O bloqueio do WhatsApp no Brasil pode ter
durado cerca de 13 horas, mas a novela envolvendo o aplicativo ainda não
acabou. Isso porque a companhia responsável pela ferramenta deve o
equivalente a R$ 12,7 milhões em multas acumuladas desde a segunda
quinzena de julho, quando o app se recusou a colaborar com a Justiça e
começou a ser multado em R$ 100 mil por dia.
De acordo com uma reportagem do Jornal Nacional, os valores nunca foram
pagos, e a empresa, que tinha um prazo de 48 horas para acatar com uma
ordem judicial, sequer pareceu preocupada com a situação.
Ontem (17) nós explicamos aqui no Canaltech que, em julho, a Justiça
entrou em contato com o WhatsApp para ajudar na investigação de
suspeitos ligados a tráfico de drogas. Mais especificamente, as
autoridades estavam investigando um homem preso pela Polícia Civil de
São Paulo em 2013, sob as acusações de tráfico de drogas e associação ao
Primeiro Comando da Capital (PCC), uma das organizações criminosas mais
perigosas do Estado. Depois, o SPTV apurou uma outra investigação
envolvendo uma quadrilha de roubo a banco e caixas eletrônicos.
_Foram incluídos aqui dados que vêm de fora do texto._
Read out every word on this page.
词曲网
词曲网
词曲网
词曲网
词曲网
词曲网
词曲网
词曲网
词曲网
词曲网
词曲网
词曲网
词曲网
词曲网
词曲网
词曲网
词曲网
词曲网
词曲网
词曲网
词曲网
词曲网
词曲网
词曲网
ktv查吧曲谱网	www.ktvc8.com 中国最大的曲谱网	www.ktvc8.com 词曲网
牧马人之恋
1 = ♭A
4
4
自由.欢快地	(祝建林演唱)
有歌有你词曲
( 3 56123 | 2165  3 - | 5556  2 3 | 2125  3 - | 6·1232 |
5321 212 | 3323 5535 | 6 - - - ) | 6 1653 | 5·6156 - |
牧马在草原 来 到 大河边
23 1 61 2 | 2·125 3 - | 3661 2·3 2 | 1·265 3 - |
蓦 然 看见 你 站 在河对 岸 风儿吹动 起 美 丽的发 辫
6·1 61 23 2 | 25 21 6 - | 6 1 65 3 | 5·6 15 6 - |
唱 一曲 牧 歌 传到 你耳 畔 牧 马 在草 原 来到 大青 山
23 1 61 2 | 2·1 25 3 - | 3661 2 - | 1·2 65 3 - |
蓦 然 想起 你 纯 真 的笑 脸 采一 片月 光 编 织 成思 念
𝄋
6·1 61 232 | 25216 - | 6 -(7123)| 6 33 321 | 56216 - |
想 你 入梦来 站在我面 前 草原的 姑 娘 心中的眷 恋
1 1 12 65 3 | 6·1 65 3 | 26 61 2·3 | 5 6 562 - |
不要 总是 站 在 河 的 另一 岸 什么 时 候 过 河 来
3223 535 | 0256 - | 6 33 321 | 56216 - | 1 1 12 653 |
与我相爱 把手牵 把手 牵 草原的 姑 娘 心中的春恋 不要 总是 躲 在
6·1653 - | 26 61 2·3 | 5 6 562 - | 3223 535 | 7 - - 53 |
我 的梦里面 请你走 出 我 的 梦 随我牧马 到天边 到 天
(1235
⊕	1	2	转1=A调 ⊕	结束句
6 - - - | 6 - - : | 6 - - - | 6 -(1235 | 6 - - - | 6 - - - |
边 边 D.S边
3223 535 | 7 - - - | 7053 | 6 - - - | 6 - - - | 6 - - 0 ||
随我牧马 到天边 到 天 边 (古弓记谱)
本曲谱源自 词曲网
Para dar continuidade no processo que monitorava os suspeitos, a Justiça
teria solicitado junto ao Facebook, que controla o WhatsApp, dados
pessoais de pessoas que faziam uso do mensageiro e que suspostamente
estavam envolvidas com esse homem ligado ao PCC. A decisão judicial de
julho não foi atendida, e uma nova notificação foi enviada em 7 de
agosto, mas novamente a companhia se recusou a responder. Isso acarretou
na suspensão do aplicativo à 0h da última quinta-feira, quando as
operadoras cumpriram uma ordem judicial que determinava o bloqueio do
serviço por 48 horas.
Ainda segundo o Jornal Nacional, as investigações contra esses suspeitos
começaram em abril pela delegacia antifacções do DEIC, que começou a
investigar três pessoas por tráfico internacional. A justiça concedeu
mandados para escutas telefônicas, mas em julho percebeu que os
suspeitos não falavam por telefone, mas provavelmente por aplicativos de
mensagens como o WhatsApp. As autoridades afirmam que uma senha
fornecida pelo app já era suficiente para a polícia ler e ouvir as
trocas de mensagens entre os acusados.
Isso é só o começo
Juristas e especialistas disseram à BBC Brasil que o fato do WhatsApp
ter ignorado uma ordem judicial e também a multa milionária imposta pela
Justiça é um indicativo de como casos semelhantes podem tomar as mesmas
proporções futuramente. Para eles, a decisão de bloquear o aplicativo
em todo o território nacional reforça o argumento de que empresas
estrangeiras serão mais pressionadas a liberar os dados requisitados
pela Justiça.
"A partir do momento que ela (a empresa) transfere parte dos serviços
dela pra prestar aqui no Brasil, tem que se enquadrar à legislação
brasileira", afirmou George Melão, presidente do Sindicato dos Delegados
de Polícia do estado de SP.
O Facebook usou alguns argumentos para justificar o não fornecimento dos
dados pedidos pela Justiça. Além de apontar uma violação do Marco
Civil, alegou que o WhatsApp é uma empresa distinta. No entanto, o
professor de direito digital Rony Vainzof considera esse argumento
"impertinente" porque a jurisprudência brasileira o invalida. "Como o
WhatsApp não pode responder diretamente à Justiça brasileira, mas pode
entrar com um recurso no país? Além disso, decisões da Justiça indicam
que o Facebook pode sim ser responsabilizado porque a rede social e o
WhatsApp pertencem ao mesmo grupo econômico", destacou.
Os especialistas acreditam que novos pedidos de suspensão de serviços
online continuarão surgindo se as empresas não assumirem uma postura
diferente diante dos processos judiciais, mas que esses pedidos
dificilmente serão acatados em sua totalidade. No caso do WhatsApp, a
ferramenta ficaria bloqueada por 48 horas, mas acabou inacessível por
apenas 12 horas. Eles também criticaram ações mais extremas, que afetam
todos os usuários.
"(A decisão da juíza) pareceu desproporcional por afetar o Brasil todo.
Poderia ter um alcance menor. Acho que ela quis mostrar que é uma
autoridade e estava falando sério. O entendimento do Ministério Público é
de que a punição deve ser proporcional, ou seja, deve proteger uma
pessoa em um determinado caso, mas não pode gerar um dano coletivo",
comentou a advogada Patrícia Peck Pinheiro.